6. Epigenetics Modelling and Biomedical Resources
Epigenetic mechanisms involve heritable alterations in chromatin structure, in turn regulating gene expression, but not involving changes in DNA sequence. While information within the genetic material, is not changed, instructions for its assembly and interpretation may be. Dealing with this meta-genetic information is the role of regulation. There are a number of important mechanisms of epigenetic inheritance, but probably the best understood example of stable epigenetic phenomena is DNA methylation, with changes closely related to progress of disease.
Alterations in DNA methylation, imprinting and chromatin are common in cancer and links to epigenetic changes have been established in several cases, e.g. in Wilm's tumour and colon cancer,, both of which involve Loss of Heterozygocity, (LOH), (silencing specific genes on a parent lineage). In the latter, this also appears to predate the tumours, with LOH in surrounding tissue - i.e. an environmental or "field effect."

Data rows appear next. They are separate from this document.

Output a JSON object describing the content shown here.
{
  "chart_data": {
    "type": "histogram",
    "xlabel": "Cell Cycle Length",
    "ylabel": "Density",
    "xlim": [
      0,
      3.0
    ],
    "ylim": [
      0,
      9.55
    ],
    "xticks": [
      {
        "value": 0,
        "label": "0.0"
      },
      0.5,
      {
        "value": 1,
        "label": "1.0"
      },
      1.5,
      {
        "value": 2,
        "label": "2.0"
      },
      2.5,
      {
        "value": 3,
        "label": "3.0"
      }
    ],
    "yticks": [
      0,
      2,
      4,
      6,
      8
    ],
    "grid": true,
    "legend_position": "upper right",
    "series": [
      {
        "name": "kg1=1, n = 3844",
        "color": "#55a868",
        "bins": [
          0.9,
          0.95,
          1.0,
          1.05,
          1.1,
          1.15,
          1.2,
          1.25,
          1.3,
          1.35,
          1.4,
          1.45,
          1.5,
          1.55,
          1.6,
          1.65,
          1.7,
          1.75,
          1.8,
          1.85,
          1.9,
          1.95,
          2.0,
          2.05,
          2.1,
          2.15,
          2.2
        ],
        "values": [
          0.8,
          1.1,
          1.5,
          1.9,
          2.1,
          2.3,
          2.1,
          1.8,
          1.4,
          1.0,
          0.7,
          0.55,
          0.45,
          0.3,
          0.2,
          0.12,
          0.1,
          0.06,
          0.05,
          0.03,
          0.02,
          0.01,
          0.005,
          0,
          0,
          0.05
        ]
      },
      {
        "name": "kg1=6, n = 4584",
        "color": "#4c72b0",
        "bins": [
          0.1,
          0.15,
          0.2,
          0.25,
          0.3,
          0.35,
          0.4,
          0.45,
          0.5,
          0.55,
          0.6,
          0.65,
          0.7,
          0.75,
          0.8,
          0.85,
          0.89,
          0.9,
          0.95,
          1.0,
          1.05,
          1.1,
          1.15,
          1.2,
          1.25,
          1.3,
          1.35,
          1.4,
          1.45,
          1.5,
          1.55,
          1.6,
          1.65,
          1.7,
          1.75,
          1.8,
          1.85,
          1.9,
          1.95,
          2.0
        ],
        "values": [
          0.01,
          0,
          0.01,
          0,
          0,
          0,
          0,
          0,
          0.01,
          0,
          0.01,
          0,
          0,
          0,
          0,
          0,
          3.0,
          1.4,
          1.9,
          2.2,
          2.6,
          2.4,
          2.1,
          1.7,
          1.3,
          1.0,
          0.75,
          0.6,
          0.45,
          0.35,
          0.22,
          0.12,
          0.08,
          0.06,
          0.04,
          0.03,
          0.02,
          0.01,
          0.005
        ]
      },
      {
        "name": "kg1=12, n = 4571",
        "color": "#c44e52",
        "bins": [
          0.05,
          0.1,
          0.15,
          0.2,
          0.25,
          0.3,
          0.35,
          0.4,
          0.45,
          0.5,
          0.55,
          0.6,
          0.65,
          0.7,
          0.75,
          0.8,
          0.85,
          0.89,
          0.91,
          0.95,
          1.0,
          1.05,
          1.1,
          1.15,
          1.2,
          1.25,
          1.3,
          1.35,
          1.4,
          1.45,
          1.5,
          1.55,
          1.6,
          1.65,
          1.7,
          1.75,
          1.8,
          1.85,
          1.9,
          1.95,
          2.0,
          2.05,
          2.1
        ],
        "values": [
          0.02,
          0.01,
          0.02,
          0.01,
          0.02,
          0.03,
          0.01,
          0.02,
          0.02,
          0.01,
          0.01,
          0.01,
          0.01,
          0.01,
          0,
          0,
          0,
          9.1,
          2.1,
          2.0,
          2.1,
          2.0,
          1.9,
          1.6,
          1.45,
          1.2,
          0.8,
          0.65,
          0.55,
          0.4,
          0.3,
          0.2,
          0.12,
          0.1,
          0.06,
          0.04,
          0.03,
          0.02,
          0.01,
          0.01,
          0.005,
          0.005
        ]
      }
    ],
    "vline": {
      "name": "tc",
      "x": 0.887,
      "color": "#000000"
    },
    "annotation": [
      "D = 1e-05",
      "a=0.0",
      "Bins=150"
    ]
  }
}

Objectives of our work are to understand and construct computational representations of epigenetic events in the dynamics of the progression from normal to abnormal cells. This involves a series of interconnecting projects, looking, respectively at: epigenetic data generation and storage, mechanisms of DNA methylation, together with prevalence of alternative epigenetic signatures and the building of simple phenomenological models of early stage changes.
Read more on our current work on epigenetics here !
You can begin a fascinating journey in epigenetics reading the book Epigenetics edited by C. D. Allis, T. Jenuwein, D. Reinberg and M.-L. Caparros.